# Top Entrances and SHB/Ventilation Question and Quilts



## warrior (Nov 21, 2005)

BTW, I have zero intent to ever use anything harsher than sugar inside the box to include going foundationless. I would like to be able to run them as I did in the past but realize that ain't possible but do not want to have to resort to nuking everything.


----------



## Specialkayme (Sep 4, 2005)

FWIW I use a shim as a top entrance, and a solid bottom board (w/o an entrance). I don't use traps or screened bottom boards (at least, on all the hives) and I don't have a problem with SHB. There are a few in there, but they don't take over that quickly.

I am looking into a quilt or upper ventilation area for next year though.


----------



## warrior (Nov 21, 2005)

Thanks. So maybe my concern over SHB may just be paranoia over something unfamiliar? The entrance traps could be overkill then. I just remember how a little inattention could lead to moth problems and from the comments on SHB I assumed it was even more likely to occur.


----------



## greengecko (Dec 16, 2008)

Specialkayme said:


> I am looking into a quilt or upper ventilation area for next year though.


I am using a top quilt box made from a standard Langstroth shallow which contains natural insulating material (wood shavings) supported by thin solid wooden insert with two screened 3 1/2 inch openings.

My top covers are migratory style with ventilated front and rear screened eaves to allow air circulation above the wood shavings. Wood shavings are hygroscopic and transport moisture via capillary action from the hive to the ventilated eves. 

This will be my first winter with this arrangement so I be able to tell you how it works come next spring.

Here is a link to a description of the hive and a set of photos.

http://www.warrebeek.com/hhhive.html


----------



## Specialkayme (Sep 4, 2005)

Very nice GG. Do you have plans for those covers?

Keep me informed on how your winter goes. I'm very interested.


----------



## greengecko (Dec 16, 2008)

Specialkayme said:


> Very nice GG. Do you have plans for those covers?


These are for 8-frame hive bodies. The materials are 1/2" exterior plywood and 1x2 stock.


----------



## Specialkayme (Sep 4, 2005)

Thanks GG. I certainly have a new winter project (as if my wife will be fond of another one).


----------



## greengecko (Dec 16, 2008)

Here are drawings of the top and quilt box...



















... and one of the complete 2 deep 8-frame hive.

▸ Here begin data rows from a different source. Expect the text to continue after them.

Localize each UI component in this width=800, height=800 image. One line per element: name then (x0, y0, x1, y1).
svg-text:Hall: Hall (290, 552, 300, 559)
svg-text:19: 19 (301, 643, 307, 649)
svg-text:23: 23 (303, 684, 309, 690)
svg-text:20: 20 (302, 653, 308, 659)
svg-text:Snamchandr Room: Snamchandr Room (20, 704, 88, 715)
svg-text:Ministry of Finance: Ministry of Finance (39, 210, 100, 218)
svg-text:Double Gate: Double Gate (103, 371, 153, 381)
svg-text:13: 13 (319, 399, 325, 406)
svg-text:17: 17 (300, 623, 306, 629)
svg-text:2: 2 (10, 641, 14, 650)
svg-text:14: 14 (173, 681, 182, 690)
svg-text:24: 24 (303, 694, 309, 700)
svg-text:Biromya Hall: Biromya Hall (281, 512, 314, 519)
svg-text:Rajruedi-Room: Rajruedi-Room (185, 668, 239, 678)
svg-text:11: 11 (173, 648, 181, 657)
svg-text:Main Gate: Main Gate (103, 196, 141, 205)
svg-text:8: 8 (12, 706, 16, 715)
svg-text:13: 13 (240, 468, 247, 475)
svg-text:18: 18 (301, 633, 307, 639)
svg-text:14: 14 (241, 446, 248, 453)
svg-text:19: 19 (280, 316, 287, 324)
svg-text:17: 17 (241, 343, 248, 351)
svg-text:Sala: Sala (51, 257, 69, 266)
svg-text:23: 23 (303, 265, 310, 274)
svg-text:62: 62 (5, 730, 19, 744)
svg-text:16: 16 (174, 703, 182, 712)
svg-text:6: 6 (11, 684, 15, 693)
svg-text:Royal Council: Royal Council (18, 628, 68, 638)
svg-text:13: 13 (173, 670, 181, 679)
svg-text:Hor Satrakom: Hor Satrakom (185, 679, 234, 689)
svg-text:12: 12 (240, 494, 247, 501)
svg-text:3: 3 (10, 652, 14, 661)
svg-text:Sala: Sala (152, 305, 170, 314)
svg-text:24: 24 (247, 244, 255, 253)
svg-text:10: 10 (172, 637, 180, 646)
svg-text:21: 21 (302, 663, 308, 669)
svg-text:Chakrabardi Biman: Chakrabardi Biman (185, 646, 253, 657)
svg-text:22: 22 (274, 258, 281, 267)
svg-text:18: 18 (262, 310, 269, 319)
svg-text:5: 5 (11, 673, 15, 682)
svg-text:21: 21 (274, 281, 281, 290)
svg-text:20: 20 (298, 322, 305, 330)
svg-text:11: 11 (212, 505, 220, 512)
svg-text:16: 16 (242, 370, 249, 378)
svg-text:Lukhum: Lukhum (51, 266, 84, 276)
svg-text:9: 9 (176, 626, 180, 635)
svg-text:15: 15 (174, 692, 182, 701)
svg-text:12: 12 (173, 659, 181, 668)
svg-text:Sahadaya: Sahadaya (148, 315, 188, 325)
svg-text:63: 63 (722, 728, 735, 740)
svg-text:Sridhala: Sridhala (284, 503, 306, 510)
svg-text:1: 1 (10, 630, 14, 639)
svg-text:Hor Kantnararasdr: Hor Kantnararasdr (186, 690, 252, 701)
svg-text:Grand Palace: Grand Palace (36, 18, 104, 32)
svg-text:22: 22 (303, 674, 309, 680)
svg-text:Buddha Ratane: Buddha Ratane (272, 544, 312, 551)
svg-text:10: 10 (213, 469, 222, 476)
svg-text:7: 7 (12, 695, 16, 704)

In the photo the top is covered with a piece of corrugated PVC for additional protection from the elements.


----------



## scdw43 (Aug 14, 2008)

Nice looking covers.


----------



## beemandan (Dec 5, 2005)

warrior said:


> So maybe my concern over SHB may just be paranoia over something unfamiliar?


You should be so lucky. First rule....put your hives in FULL sun!


----------